Rewind to 1994, and the heavyweight division was a wholly different place for British big men. Back then, British heavyweights entered the ring with a bad rep – they couldn’t really fight. And, as ‘proof’ of this, the world heavyweight title had eluded Great Britain for decade upon decade, with the best heavyweights these shores had to offer often being left horizontal. Knocked out. Laughed at. Beaten. Sure, some tough heavies from the UK had earned respect, such as Tommy Farr. But the trophy cabinet was empty.
Lennox Claudius Lewis changed all that.
Though plenty of people argued Lewis was a Canadian (he had represented his country of birth at two Olympics, winning gold in 1988), Lewis – who moved to the UK at age 12 – maintained he was a true Brit. And, in 1993, with a win over Tony Tucker, Lewis became the first Brit to win a world heavyweight title since the great Bob Fitzsimmons had won the real thing back in 1897, losing it two years later.
Lewis won a version, the one Riddick Bowe had dumped in the trash, yet he had made history all the same. And some people, not just the British fans who now “claimed” Lennox as one of their own, felt this 6’5”, athletically gifted boxer-puncher just might be the best in the world at the weight. In time, such thinking would be proven correct. But first came a big bump in the road in the form of Oliver McCall and his ace trainer Emanuel Steward.
Making the third defence of the WBC belt he had picked up (laughs) by beating Tony Tucker, Lewis met the tough and already grizzled (at age 29) Oliver McCall. Steward had armed “The Atomic Bull” with a simple yet at the same time quite brilliant game plan: throw a right hand at the chin as hard as you can as soon as Lewis throws his – and then drops his hands having done so.
In round two that night in London, it worked like a treat. Lewis, with the far less cerebral if far noisier Pepe Correa in his corner, duly slung out a right and then allowed his hands to drop having done so; just as Emanuel had noticed. McCall didn’t miss a beat, firing back with a right counter, with his eyes closed, decking Lewis in a flash. Lewis stumbled up, then stumbled some more, before the ref called a halt. Lewis never saw what hit him, while McCall never saw what he’d hit Lewis with! But McCall ‘felt’ the shot, just as he had seen the opening.

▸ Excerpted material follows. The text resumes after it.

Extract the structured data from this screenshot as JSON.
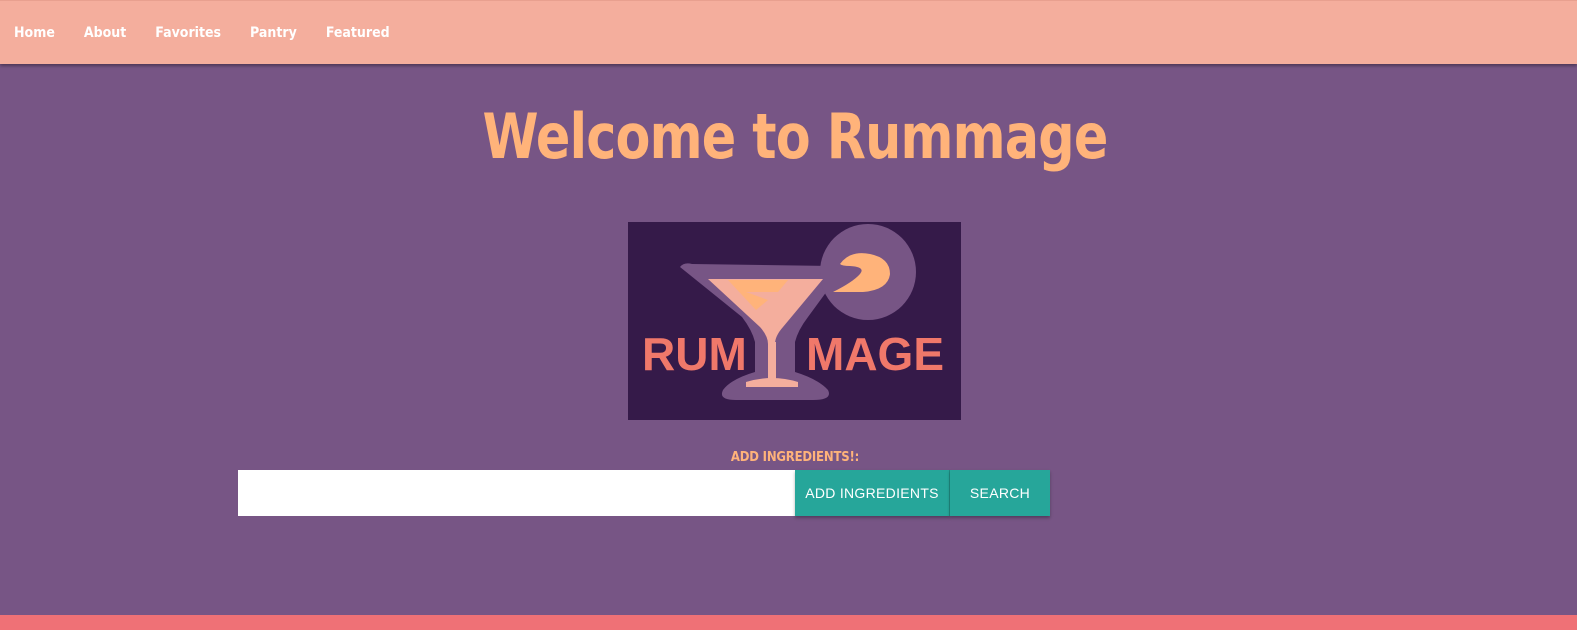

Lewis’ career was changed drastically, yet the good news wound up outweighing the bad. Steward had always said Lewis was the better, more naturally talented fighter, and soon after the McCall disaster, Lewis was being trained, educated and bettered by the Kronk genius. The rest is history.
But how different things would have been had Lewis opted to stay with Correa, if Steward had opted to stay with McCall! As it turned out, both guys were far too smart for that.